HISTORY OF THE SEAL OF THE FLORIDA BOARD OF BAR EXAMINERS
The Seal was designed and the original casting was made by the Board’s Executive Director in 1962 and 1963. It was adopted by the Board subject to approval by the Supreme Court on January 10, 1964, in Daytona Beach, Florida.
The Supreme Court of Florida unanimously approved the Seal on April 13, 1964, and the original casting was permanently deposited in the Supreme Court safe on that date.
The central figure on the Seal is a griffin, a universally accepted symbol for vigilance. The griffin is holding the Nordic symbol for fidelity which comes from Nordic mythology. Beneath the griffin appears the Latin phrase “Clemens iustitiae custodia.” Custodia is the word used for keeping watch in order to protect, and Clementia is used technically for leniency in punishing offenses. Closely translated, this phrase means “Compassionate and vigilant protection of justice.” Expanded, this would mean the watchful protection (or preservation) of justice, a watchful or protective preservation which is compassionate or merciful. The Arabic numerals “1955” indicate the year of the creation of the Florida Board of Bar Examiners.

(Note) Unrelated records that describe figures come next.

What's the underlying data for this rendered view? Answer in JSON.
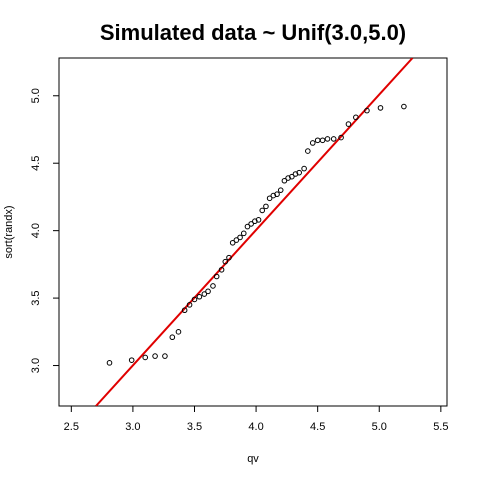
{
  "chart_data": {
    "type": "scatter",
    "title": "Simulated data ~ Unif(3.0,5.0)",
    "xlabel": "qv",
    "ylabel": "sort(randx)",
    "xlim": [
      2.4,
      5.55
    ],
    "ylim": [
      2.7,
      5.28
    ],
    "xticks": [
      "2.5",
      "3.0",
      "3.5",
      "4.0",
      "4.5",
      "5.0",
      "5.5"
    ],
    "yticks": [
      "3.0",
      "3.5",
      "4.0",
      "4.5",
      "5.0"
    ],
    "grid": false,
    "line": {
      "color": "#e00000",
      "x": [
        2.7,
        5.27
      ],
      "y": [
        2.7,
        5.28
      ]
    },
    "points_color": "#000000",
    "series": [
      {
        "x": [
          2.81,
          2.99,
          3.1,
          3.18,
          3.26,
          3.32,
          3.37,
          3.42,
          3.46,
          3.5,
          3.54,
          3.58,
          3.61,
          3.65,
          3.68,
          3.72,
          3.75,
          3.78,
          3.81,
          3.84,
          3.87,
          3.9,
          3.93,
          3.96,
          3.99,
          4.02,
          4.05,
          4.08,
          4.11,
          4.14,
          4.17,
          4.2,
          4.23,
          4.26,
          4.29,
          4.32,
          4.35,
          4.39,
          4.42,
          4.46,
          4.5,
          4.54,
          4.58,
          4.63,
          4.69,
          4.75,
          4.81,
          4.9,
          5.01,
          5.2
        ],
        "y": [
          3.02,
          3.04,
          3.06,
          3.07,
          3.07,
          3.21,
          3.25,
          3.41,
          3.45,
          3.49,
          3.51,
          3.53,
          3.55,
          3.59,
          3.66,
          3.71,
          3.77,
          3.8,
          3.91,
          3.93,
          3.95,
          3.98,
          4.03,
          4.05,
          4.07,
          4.08,
          4.15,
          4.18,
          4.24,
          4.26,
          4.27,
          4.3,
          4.37,
          4.39,
          4.4,
          4.42,
          4.43,
          4.46,
          4.59,
          4.65,
          4.67,
          4.67,
          4.68,
          4.68,
          4.69,
          4.79,
          4.84,
          4.89,
          4.91,
          4.92
        ]
      }
    ]
  }
}
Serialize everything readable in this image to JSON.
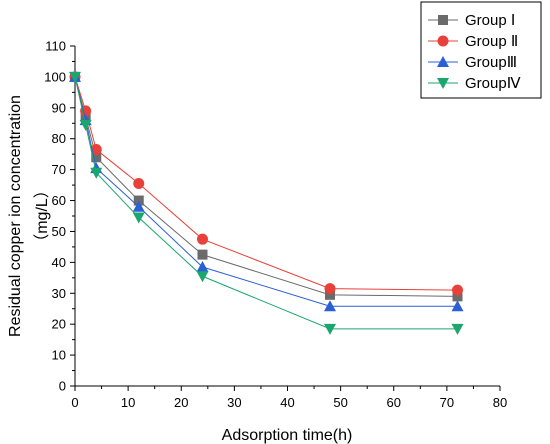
{
  "chart_data": {
    "type": "line",
    "xlabel": "Adsorption time(h)",
    "ylabel_line1": "Residual copper ion concentration",
    "ylabel_line2": "（mg/L）",
    "xlim": [
      0,
      80
    ],
    "ylim": [
      0,
      110
    ],
    "xticks": [
      0,
      10,
      20,
      30,
      40,
      50,
      60,
      70,
      80
    ],
    "yticks": [
      0,
      10,
      20,
      30,
      40,
      50,
      60,
      70,
      80,
      90,
      100,
      110
    ],
    "grid": false,
    "legend_position": "top-right",
    "x": [
      0,
      2,
      4,
      12,
      24,
      48,
      72
    ],
    "series": [
      {
        "name": "Group Ⅰ",
        "values": [
          100,
          87,
          74,
          60,
          42.5,
          29.5,
          29
        ],
        "color": "#6b6b6b",
        "marker": "square"
      },
      {
        "name": "Group Ⅱ",
        "values": [
          100,
          89,
          76.5,
          65.5,
          47.5,
          31.5,
          31
        ],
        "color": "#e8413a",
        "marker": "circle"
      },
      {
        "name": "GroupⅢ",
        "values": [
          100,
          86,
          70.5,
          58,
          38.5,
          25.8,
          25.8
        ],
        "color": "#2a5fd6",
        "marker": "triangle-up"
      },
      {
        "name": "GroupⅣ",
        "values": [
          100,
          84.5,
          69,
          54.5,
          35.5,
          18.5,
          18.5
        ],
        "color": "#1aa66e",
        "marker": "triangle-down"
      }
    ]
  }
}
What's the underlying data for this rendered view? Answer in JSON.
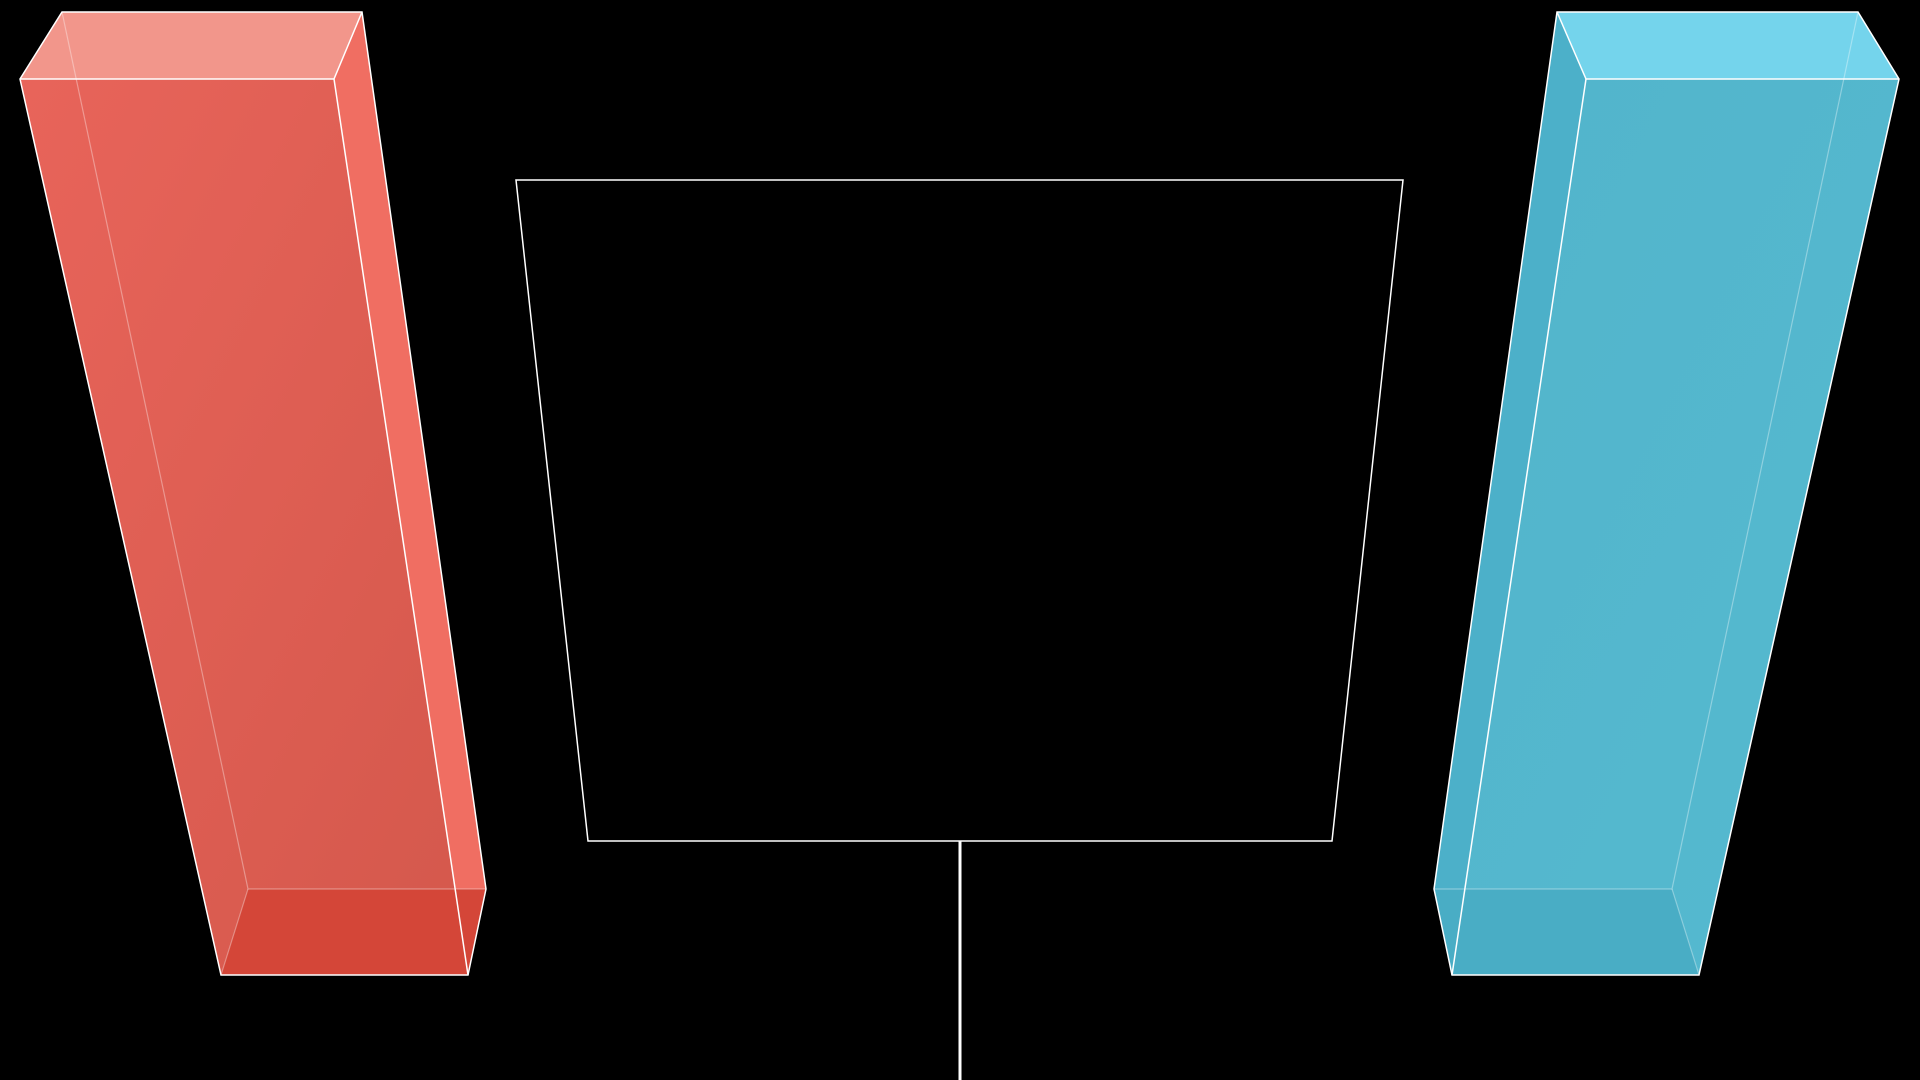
{
  "scene": {
    "background_color": "#000000",
    "edge_color": "#ffffff",
    "left_slab": {
      "front_color": "#dd5a4d",
      "side_color": "#f06e62",
      "top_color": "#f2968b",
      "bottom_color": "#d44638",
      "left_face_color": "#e0503f"
    },
    "right_slab": {
      "front_color": "#52b6cc",
      "side_color": "#4fb0c8",
      "top_color": "#74d4ec",
      "bottom_color": "#49adc5",
      "left_face_color": "#4cb0c9"
    }
  }
}
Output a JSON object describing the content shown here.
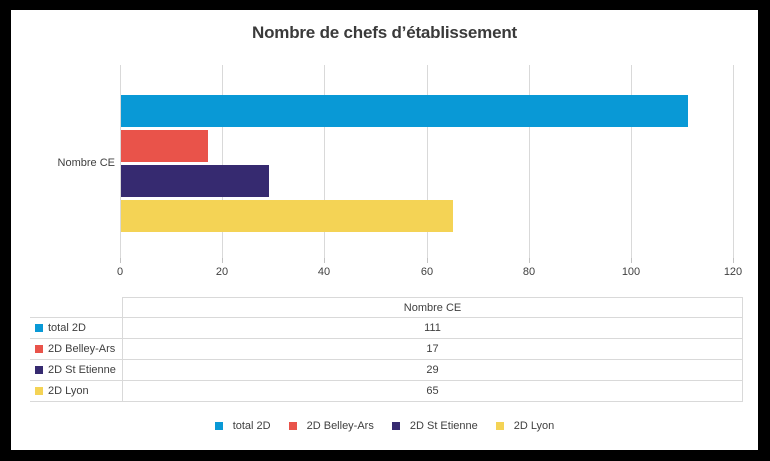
{
  "title": "Nombre de chefs d’établissement",
  "colors": {
    "frame": "#000000",
    "background": "#ffffff",
    "gridline": "#d9d9d9",
    "text": "#404040",
    "title_text": "#3a3a3a"
  },
  "chart_data": {
    "type": "bar",
    "orientation": "horizontal",
    "title": "Nombre de chefs d’établissement",
    "categories": [
      "Nombre CE"
    ],
    "series": [
      {
        "name": "total 2D",
        "values": [
          111
        ],
        "color": "#0999d6"
      },
      {
        "name": "2D Belley-Ars",
        "values": [
          17
        ],
        "color": "#e9534a"
      },
      {
        "name": "2D St Etienne",
        "values": [
          29
        ],
        "color": "#362a70"
      },
      {
        "name": "2D Lyon",
        "values": [
          65
        ],
        "color": "#f4d355"
      }
    ],
    "xlim": [
      0,
      120
    ],
    "xticks": [
      0,
      20,
      40,
      60,
      80,
      100,
      120
    ],
    "grid": true,
    "legend_position": "bottom",
    "data_table": {
      "header": "Nombre CE",
      "rows": [
        {
          "label": "total 2D",
          "value": "111"
        },
        {
          "label": "2D Belley-Ars",
          "value": "17"
        },
        {
          "label": "2D St Etienne",
          "value": "29"
        },
        {
          "label": "2D Lyon",
          "value": "65"
        }
      ]
    }
  }
}
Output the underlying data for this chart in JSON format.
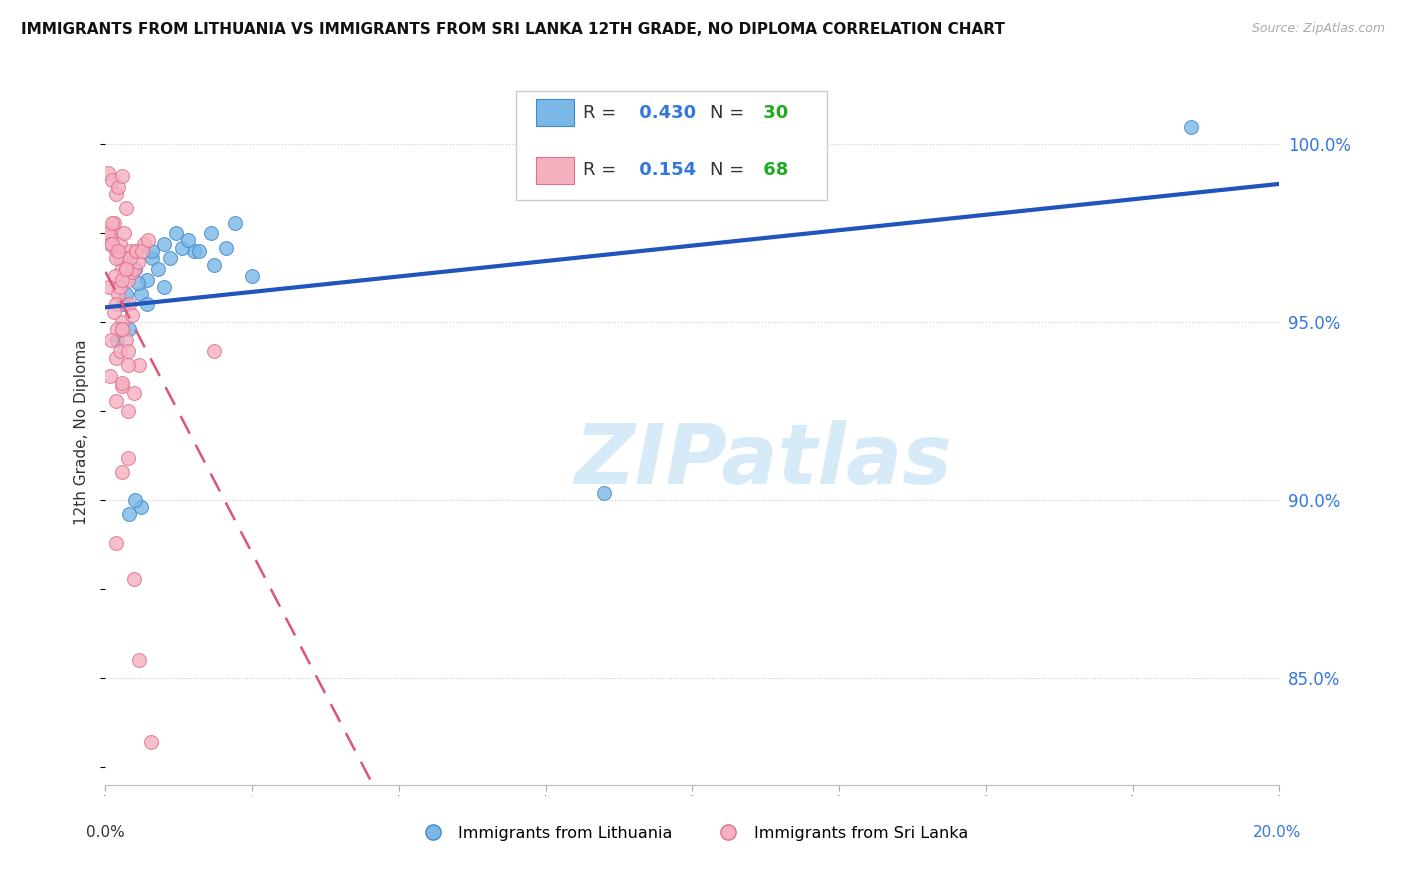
{
  "title": "IMMIGRANTS FROM LITHUANIA VS IMMIGRANTS FROM SRI LANKA 12TH GRADE, NO DIPLOMA CORRELATION CHART",
  "source": "Source: ZipAtlas.com",
  "ylabel": "12th Grade, No Diploma",
  "legend_label_blue": "Immigrants from Lithuania",
  "legend_label_pink": "Immigrants from Sri Lanka",
  "xmin": 0.0,
  "xmax": 20.0,
  "ymin": 82.0,
  "ymax": 101.8,
  "yticks": [
    85.0,
    90.0,
    95.0,
    100.0
  ],
  "R_blue": 0.43,
  "N_blue": 30,
  "R_pink": 0.154,
  "N_pink": 68,
  "blue_scatter_color": "#7ab8e8",
  "blue_edge_color": "#4488cc",
  "blue_line_color": "#2255bb",
  "pink_scatter_color": "#f5b0c0",
  "pink_edge_color": "#e07090",
  "pink_line_color": "#dd5577",
  "watermark_color": "#d6eaf8",
  "blue_x": [
    0.3,
    1.8,
    0.5,
    0.8,
    1.0,
    0.7,
    1.2,
    0.4,
    0.6,
    0.9,
    1.1,
    1.5,
    0.35,
    0.55,
    0.8,
    1.3,
    2.5,
    1.0,
    1.4,
    0.6,
    0.4,
    1.85,
    1.6,
    0.7,
    2.2,
    2.05,
    0.5,
    8.5,
    18.5,
    0.2
  ],
  "blue_y": [
    95.5,
    97.5,
    96.5,
    96.8,
    97.2,
    96.2,
    97.5,
    94.8,
    95.8,
    96.5,
    96.8,
    97.0,
    95.8,
    96.1,
    97.0,
    97.1,
    96.3,
    96.0,
    97.3,
    89.8,
    89.6,
    96.6,
    97.0,
    95.5,
    97.8,
    97.1,
    90.0,
    90.2,
    100.5,
    94.5
  ],
  "pink_x": [
    0.05,
    0.12,
    0.18,
    0.22,
    0.28,
    0.08,
    0.35,
    0.15,
    0.08,
    0.25,
    0.32,
    0.42,
    0.28,
    0.16,
    0.52,
    0.38,
    0.06,
    0.22,
    0.45,
    0.18,
    0.38,
    0.25,
    0.48,
    0.55,
    0.15,
    0.28,
    0.4,
    0.2,
    0.09,
    0.28,
    0.45,
    0.35,
    0.18,
    0.25,
    0.58,
    0.08,
    0.38,
    0.28,
    0.48,
    0.18,
    0.38,
    0.28,
    0.05,
    0.12,
    0.08,
    0.18,
    0.25,
    0.32,
    0.18,
    0.12,
    0.22,
    0.35,
    0.28,
    0.42,
    0.35,
    0.52,
    0.65,
    0.62,
    0.72,
    0.28,
    1.85,
    0.38,
    0.28,
    0.18,
    0.48,
    0.58,
    0.78,
    0.38
  ],
  "pink_y": [
    99.2,
    99.0,
    98.6,
    98.8,
    99.1,
    97.5,
    98.2,
    97.8,
    97.4,
    97.2,
    96.8,
    97.0,
    96.5,
    96.3,
    97.0,
    96.2,
    96.0,
    95.8,
    96.4,
    95.5,
    96.8,
    96.0,
    96.5,
    96.7,
    95.3,
    95.0,
    95.5,
    94.8,
    94.5,
    94.8,
    95.2,
    94.5,
    94.0,
    94.2,
    93.8,
    93.5,
    94.2,
    93.2,
    93.0,
    92.8,
    92.5,
    93.3,
    97.5,
    97.8,
    97.2,
    97.0,
    96.8,
    97.5,
    96.8,
    97.2,
    97.0,
    96.5,
    96.2,
    96.8,
    96.5,
    97.0,
    97.2,
    97.0,
    97.3,
    94.8,
    94.2,
    91.2,
    90.8,
    88.8,
    87.8,
    85.5,
    83.2,
    93.8
  ]
}
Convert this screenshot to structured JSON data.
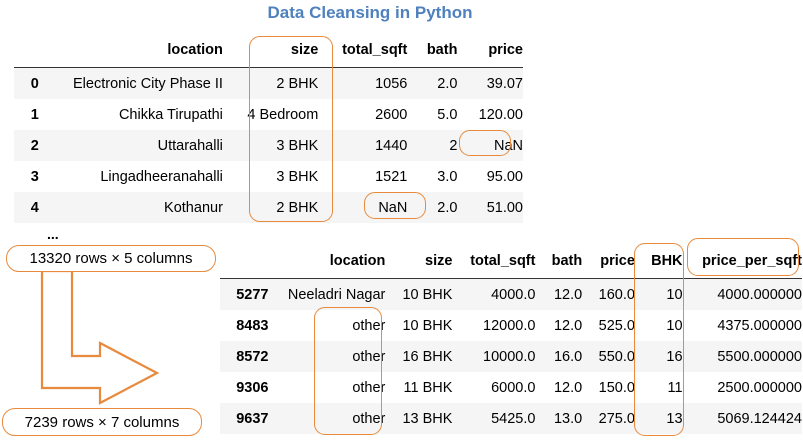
{
  "title": "Data Cleansing in Python",
  "table1": {
    "columns": [
      "location",
      "size",
      "total_sqft",
      "bath",
      "price"
    ],
    "rows": [
      {
        "index": "0",
        "location": "Electronic City Phase II",
        "size": "2 BHK",
        "total_sqft": "1056",
        "bath": "2.0",
        "price": "39.07"
      },
      {
        "index": "1",
        "location": "Chikka Tirupathi",
        "size": "4 Bedroom",
        "total_sqft": "2600",
        "bath": "5.0",
        "price": "120.00"
      },
      {
        "index": "2",
        "location": "Uttarahalli",
        "size": "3 BHK",
        "total_sqft": "1440",
        "bath": "2",
        "price": "NaN"
      },
      {
        "index": "3",
        "location": "Lingadheeranahalli",
        "size": "3 BHK",
        "total_sqft": "1521",
        "bath": "3.0",
        "price": "95.00"
      },
      {
        "index": "4",
        "location": "Kothanur",
        "size": "2 BHK",
        "total_sqft": "NaN",
        "bath": "2.0",
        "price": "51.00"
      }
    ],
    "ellipsis": "...",
    "shape": "13320 rows × 5 columns"
  },
  "table2": {
    "columns": [
      "location",
      "size",
      "total_sqft",
      "bath",
      "price",
      "BHK",
      "price_per_sqft"
    ],
    "rows": [
      {
        "index": "5277",
        "location": "Neeladri Nagar",
        "size": "10 BHK",
        "total_sqft": "4000.0",
        "bath": "12.0",
        "price": "160.0",
        "bhk": "10",
        "price_per_sqft": "4000.000000"
      },
      {
        "index": "8483",
        "location": "other",
        "size": "10 BHK",
        "total_sqft": "12000.0",
        "bath": "12.0",
        "price": "525.0",
        "bhk": "10",
        "price_per_sqft": "4375.000000"
      },
      {
        "index": "8572",
        "location": "other",
        "size": "16 BHK",
        "total_sqft": "10000.0",
        "bath": "16.0",
        "price": "550.0",
        "bhk": "16",
        "price_per_sqft": "5500.000000"
      },
      {
        "index": "9306",
        "location": "other",
        "size": "11 BHK",
        "total_sqft": "6000.0",
        "bath": "12.0",
        "price": "150.0",
        "bhk": "11",
        "price_per_sqft": "2500.000000"
      },
      {
        "index": "9637",
        "location": "other",
        "size": "13 BHK",
        "total_sqft": "5425.0",
        "bath": "13.0",
        "price": "275.0",
        "bhk": "13",
        "price_per_sqft": "5069.124424"
      }
    ],
    "shape": "7239 rows × 7 columns"
  },
  "colors": {
    "title": "#4f81bd",
    "highlight": "#e88a3d",
    "row_stripe": "#f5f5f5"
  }
}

RULE 3. BACKGROUND INVESTIGATION
3-10 Standards of an Attorney. An attorney should have a record of conduct that justifies the trust of clients, adversaries, courts, and others with respect to the professional duties owed to him or her.
3-10.1 Essential Eligibility Requirements. The board considers the following attributes to be essential for all applicants and registrants seeking admission to The Florida Bar:
(a) knowledge of the fundamental principles of law and their application;
(b) ability to reason logically and accurately analyze legal problems; and,
(c) ability to and the likelihood that, in the practice of law, one will:
(1) comply with deadlines;
(2) communicate candidly and civilly with clients, attorneys, courts, and others;
(3) conduct financial dealings in a responsible, honest, and trustworthy manner;
(4) avoid acts that are illegal, dishonest, fraudulent, or deceitful; and,
(5) comply with the requirements of applicable state, local, and federal laws, rules, and regulations; any applicable order of a court or tribunal; and the Rules of Professional Conduct.
3-11 Disqualifying Conduct. A record manifesting a lack of honesty, trustworthiness, diligence, or reliability of an applicant or registrant may constitute a basis for denial of admission. The revelation or discovery of any of the following may be cause for further inquiry before the board recommends whether the applicant or registrant possesses the character and fitness to practice law:
(a) unlawful conduct;
(b) academic misconduct;
(c) making or procuring any false or misleading statement or omission of relevant information, including any false or misleading statement or omission on the Bar Application, or any amendment, or in any testimony or sworn statement submitted to the board;
(d) misconduct in employment;
(e) acts involving dishonesty, fraud, deceit, or misrepresentation;
(f) abuse of legal process;
(g) financial irresponsibility;
(h) neglect of professional obligations;
(i) violation of an order of a court;
(j) evidence of mental or emotional instability;
(k) evidence of drug or alcohol dependency;
(l) denial of admission to the bar in another jurisdiction on character and fitness grounds;
(m) disciplinary action by a lawyer disciplinary agency or other professional disciplinary agency of any jurisdiction; or
(n) any other conduct that reflects adversely on the character or fitness of the applicant.